Commandée au sculpteur local Claude Bouscau au lendemain de la Seconde Guerre mondiale, la statue en marbre de carrare fut inaugurée au moins d’août 1948. Haute de plus de 3 mètres de haut et représentant le héros de la Grèce antique Héraclès, triomphant du Lion de Némée, l’œuvre se voulait une métaphore de la Résistance française face à l’occupation nazie des années 1940.
 
Conséquemment, l’émasculation de l’iconique statue a causé un mini-séisme dans la ville de Gironde. « L’attentat de juin dernier n’a pas été revendiqué, écrit le journaliste David Patsouris dans Ouest France.

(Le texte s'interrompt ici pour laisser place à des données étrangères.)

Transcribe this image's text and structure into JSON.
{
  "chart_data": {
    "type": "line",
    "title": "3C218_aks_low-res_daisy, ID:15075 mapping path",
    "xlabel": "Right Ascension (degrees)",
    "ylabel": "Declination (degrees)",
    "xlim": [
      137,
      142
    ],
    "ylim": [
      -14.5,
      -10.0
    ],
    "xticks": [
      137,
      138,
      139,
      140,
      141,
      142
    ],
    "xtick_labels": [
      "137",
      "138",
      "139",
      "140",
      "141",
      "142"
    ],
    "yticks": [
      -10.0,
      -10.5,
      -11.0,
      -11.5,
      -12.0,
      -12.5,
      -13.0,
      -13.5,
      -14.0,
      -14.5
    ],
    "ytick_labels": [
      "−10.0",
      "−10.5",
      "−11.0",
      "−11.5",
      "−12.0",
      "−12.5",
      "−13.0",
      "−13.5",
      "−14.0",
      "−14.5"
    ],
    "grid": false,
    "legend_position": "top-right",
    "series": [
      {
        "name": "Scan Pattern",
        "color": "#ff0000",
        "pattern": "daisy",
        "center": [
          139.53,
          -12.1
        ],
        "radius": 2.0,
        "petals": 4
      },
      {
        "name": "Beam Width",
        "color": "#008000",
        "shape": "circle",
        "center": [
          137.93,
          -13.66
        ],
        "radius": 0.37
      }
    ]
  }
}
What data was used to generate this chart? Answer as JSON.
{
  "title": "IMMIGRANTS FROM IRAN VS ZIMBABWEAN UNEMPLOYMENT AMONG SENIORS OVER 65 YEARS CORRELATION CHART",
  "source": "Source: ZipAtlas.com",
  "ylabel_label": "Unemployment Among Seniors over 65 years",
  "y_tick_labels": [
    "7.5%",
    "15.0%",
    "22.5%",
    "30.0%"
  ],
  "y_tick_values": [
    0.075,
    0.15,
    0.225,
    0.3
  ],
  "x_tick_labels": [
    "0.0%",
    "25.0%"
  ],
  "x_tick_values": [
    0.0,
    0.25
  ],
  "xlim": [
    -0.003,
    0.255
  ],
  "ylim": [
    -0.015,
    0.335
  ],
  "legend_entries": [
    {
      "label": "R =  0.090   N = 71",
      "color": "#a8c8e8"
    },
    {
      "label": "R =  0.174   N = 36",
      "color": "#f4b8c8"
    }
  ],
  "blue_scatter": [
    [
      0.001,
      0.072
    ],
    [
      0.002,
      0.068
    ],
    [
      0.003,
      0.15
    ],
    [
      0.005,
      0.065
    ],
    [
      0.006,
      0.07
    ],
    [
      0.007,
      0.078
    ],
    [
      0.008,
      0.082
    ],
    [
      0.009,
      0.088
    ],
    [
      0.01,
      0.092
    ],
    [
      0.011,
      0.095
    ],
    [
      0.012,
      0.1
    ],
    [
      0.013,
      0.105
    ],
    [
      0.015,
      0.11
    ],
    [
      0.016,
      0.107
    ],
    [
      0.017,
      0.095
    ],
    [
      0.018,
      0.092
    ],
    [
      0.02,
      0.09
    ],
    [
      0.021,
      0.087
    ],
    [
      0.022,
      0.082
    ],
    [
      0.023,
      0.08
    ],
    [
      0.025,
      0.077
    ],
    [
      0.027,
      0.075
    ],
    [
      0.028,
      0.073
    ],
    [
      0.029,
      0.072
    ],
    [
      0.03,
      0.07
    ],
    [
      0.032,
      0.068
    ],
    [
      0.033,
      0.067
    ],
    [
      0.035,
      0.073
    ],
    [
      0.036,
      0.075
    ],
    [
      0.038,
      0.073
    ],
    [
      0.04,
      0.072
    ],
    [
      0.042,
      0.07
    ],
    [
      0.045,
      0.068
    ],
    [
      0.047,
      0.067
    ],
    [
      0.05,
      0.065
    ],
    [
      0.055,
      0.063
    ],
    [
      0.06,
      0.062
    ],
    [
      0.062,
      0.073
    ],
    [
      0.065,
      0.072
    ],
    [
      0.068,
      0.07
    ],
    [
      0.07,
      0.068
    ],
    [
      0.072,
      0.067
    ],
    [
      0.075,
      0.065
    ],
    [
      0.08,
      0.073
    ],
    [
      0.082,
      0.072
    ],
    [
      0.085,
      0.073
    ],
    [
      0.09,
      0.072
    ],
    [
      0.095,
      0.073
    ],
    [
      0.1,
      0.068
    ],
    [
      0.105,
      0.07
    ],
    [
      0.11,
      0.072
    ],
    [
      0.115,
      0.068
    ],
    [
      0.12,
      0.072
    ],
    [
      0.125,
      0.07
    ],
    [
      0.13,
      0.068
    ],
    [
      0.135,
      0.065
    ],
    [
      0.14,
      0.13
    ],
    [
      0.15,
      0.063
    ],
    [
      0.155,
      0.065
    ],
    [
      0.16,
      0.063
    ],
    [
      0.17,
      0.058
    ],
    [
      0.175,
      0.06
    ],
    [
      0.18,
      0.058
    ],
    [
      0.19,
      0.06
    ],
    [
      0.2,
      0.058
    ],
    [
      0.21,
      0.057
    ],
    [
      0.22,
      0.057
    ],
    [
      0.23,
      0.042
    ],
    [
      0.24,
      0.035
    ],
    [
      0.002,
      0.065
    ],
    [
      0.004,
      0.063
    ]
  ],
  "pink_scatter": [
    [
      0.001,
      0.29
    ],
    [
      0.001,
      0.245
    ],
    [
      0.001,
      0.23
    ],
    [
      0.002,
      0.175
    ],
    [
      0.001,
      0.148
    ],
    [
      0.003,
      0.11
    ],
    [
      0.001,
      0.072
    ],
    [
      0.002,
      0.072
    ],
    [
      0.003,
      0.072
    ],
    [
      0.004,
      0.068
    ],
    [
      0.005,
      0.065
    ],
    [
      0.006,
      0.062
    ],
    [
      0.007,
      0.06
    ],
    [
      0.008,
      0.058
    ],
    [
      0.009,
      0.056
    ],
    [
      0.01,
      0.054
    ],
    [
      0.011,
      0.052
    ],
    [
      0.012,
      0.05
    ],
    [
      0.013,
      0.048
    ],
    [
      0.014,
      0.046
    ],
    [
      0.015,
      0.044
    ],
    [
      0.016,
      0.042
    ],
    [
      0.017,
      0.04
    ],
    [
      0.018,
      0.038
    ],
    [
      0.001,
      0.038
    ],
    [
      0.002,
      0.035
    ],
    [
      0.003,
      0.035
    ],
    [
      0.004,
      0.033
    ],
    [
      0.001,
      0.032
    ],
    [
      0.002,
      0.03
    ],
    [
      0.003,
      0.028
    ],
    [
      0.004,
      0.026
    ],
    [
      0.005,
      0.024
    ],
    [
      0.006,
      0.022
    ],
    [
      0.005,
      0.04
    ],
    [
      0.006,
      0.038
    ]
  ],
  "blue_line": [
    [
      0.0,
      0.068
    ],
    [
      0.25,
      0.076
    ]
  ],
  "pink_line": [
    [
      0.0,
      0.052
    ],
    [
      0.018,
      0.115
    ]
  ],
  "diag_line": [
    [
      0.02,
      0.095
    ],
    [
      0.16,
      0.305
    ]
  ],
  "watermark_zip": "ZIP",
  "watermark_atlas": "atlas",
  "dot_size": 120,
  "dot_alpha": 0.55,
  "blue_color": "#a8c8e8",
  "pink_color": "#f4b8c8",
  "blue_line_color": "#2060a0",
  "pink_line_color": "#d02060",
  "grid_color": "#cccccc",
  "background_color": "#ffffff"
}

Et personne, à notre connaissance, ne s’est lancé sur la piste de l’émasculeur (se) », poursuit-il, vraisemblablement indigné. De fait, les habitants de la ville du bassin se demandent aujourd’hui s’il s’agit d’un acte politique. Ou peut-être d’une blague potache ? À moins que ce soit le dernier coup d’éclat d’une obscure ligue arcachonnaise de vertu, ce qui pourrait être envisageable.